The law forms “the foundation for not just how we collaborate with government but across industry,” said Heather Hogsett, senior vice president and deputy head of BITS at the Bank Policy Institute. Under the law, the financial services sector expanded how it collaborates with other industry sectors, and she said “we would hate to see that disappear and walk back some of the gains we’ve made in that space.”

Furthermore, another law — the Cyber Incident Reporting for Critical Infrastructure Act of 2022 — depends on it, Hogsett said.
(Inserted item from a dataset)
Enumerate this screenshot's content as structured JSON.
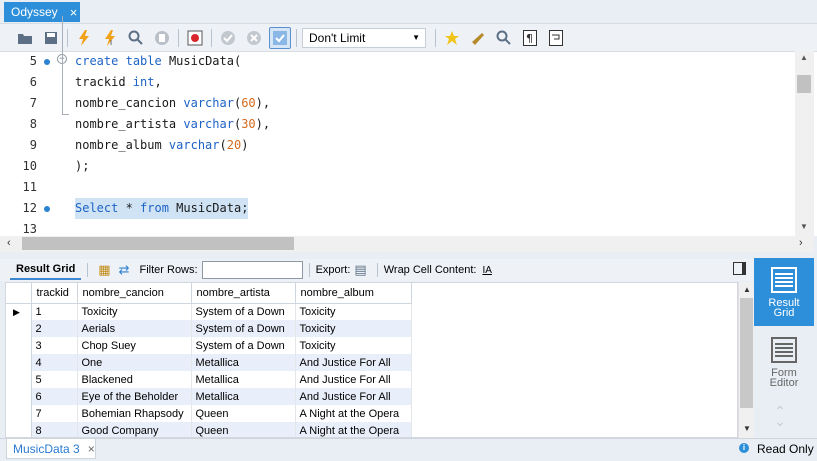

That law, currently in the rulemaking process, establishes the circumstances under which victims of cyberattacks must report details about incidents to the federal government. 

“As we’re getting ready to share more sensitive information, more detailed information to the government, we do want to make sure it’s well-protected,” she said.

The 2015 law could use an update to reflect cybersecurity as it exists today, said Robert Mayer, senior vice president for cybersecurity and innovation at USTelecom, The Broadband Association. “At a minimum, we think it’s absolutely essential that the CISA 2015 act be reauthorized,” he testified.

Garbarino also said he supports renewing that law, but its fate depends on how it goes in the upper chamber, where Senate Homeland Security and Governmental Affairs Chairman Rand Paul, R-Ky., has held up other DHS-related legislation, such as an extension of the since-expired law that established the Chemical Facility Anti-Terrorism Standards program.